LAWS(J&K)-1997-7-15

FAROOQ AHMAD NAQASHBANDI Vs. PEER GH SHAH

Decided On July 14, 1997
Farooq Ahmad Naqashbandi Appellant
V/S
Peer Gh Shah Respondents

JUDGEMENT

(1.) THE contention of the petitioners in nutshell is that proceedings under section 145 Cr.P.C. came to be initiated wayback in the year 1982 regarding property situate at Aqilmir, Khanyar, which property stands notified as evacuee property. Petitioners claim to be in possession of 3/4th of the property and the respondent in possession of 1/4th share. Proceedings were initiated under section 145 Cr.P.C. on the pretext that there was apprehension of breach of peace. At the relevant time, when proceedings seem to have been drafted and initiated by the court, the Evacuee Department did not put in their appearance, though as per law the notice was issued and the proceedings were initiated, the orders are being passed in rem only and not in personium as anybody who has any right can come and put in his rights through documents, affidavits in support of his contentions. However, the Evacuee Department did not find it proper or were not advised to approach the trial Magistrate at the relevant time. .

(2.) THE records reveal that the trial Magistrate had concluded the proceedings and referred the matter under section 146 Cr.P.C. to a civil court of competent jurisidiction. I am told that the civil Court has also returned its finding. However, the trial Magistrate has not till date passed final orders as is envisaged under section 145 Cr.P.C. in light of section 146 of Cr.P.C. and the statute, but the Evacuee Department had at one stage moved an application in the court below for being arrayed as a party to the proceedings. The learned Magistrate while hearing the application had also shown his anxiety that the Evacuee department has come at a very late stage for being arrayed as a party, when already the matter has been referred to a civil court, who has also returned its finding against the Evacuee Department as per observations made by the learned trial Magistrate.
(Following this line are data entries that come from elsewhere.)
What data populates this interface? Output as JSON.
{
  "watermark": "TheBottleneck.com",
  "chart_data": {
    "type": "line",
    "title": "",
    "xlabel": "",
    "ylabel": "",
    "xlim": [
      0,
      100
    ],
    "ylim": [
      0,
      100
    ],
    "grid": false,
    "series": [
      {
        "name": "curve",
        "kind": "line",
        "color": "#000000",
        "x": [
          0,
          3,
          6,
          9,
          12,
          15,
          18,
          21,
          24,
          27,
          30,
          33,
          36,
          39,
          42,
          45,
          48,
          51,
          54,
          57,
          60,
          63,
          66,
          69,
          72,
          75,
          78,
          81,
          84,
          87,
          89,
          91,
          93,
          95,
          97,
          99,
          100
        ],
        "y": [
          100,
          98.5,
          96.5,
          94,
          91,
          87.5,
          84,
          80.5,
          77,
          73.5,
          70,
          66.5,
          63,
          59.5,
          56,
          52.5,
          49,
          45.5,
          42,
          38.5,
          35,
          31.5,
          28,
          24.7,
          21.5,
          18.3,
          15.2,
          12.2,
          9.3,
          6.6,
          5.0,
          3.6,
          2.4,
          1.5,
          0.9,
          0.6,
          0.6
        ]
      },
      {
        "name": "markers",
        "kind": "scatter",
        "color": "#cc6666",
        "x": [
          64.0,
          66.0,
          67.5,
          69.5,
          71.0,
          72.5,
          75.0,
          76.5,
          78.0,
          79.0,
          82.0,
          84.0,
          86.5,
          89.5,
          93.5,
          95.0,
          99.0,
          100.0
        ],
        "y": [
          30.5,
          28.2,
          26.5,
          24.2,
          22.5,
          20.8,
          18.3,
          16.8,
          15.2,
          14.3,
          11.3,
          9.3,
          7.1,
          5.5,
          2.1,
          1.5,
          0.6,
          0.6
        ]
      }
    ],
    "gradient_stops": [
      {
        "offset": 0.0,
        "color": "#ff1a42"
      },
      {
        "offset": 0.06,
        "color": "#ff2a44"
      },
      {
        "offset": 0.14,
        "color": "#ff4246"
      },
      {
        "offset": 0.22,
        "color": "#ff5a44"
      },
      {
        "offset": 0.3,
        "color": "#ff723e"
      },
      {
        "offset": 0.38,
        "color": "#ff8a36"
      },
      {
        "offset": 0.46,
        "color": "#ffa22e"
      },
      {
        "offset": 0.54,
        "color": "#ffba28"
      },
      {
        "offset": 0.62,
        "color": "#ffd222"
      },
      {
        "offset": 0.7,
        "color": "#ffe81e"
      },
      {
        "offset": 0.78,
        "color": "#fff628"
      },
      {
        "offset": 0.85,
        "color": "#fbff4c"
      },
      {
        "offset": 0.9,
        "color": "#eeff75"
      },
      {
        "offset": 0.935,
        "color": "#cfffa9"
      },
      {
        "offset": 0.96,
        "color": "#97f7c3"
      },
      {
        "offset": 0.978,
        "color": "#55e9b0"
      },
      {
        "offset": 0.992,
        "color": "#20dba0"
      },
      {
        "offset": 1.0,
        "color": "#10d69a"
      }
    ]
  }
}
This order was out in challenge in revision and the revisional court had returned a finding that the order being an interlocutory order, is not reviseable and obviously rejected the revision petition.

(3.) THE petitioner have come under section 561 -A Cr.P.C. by moving the present petition on the ground that there has been miscarriage of justice and misuse of powers of the court by taking recourse to the proceedings under Section 145 Cr.P.C.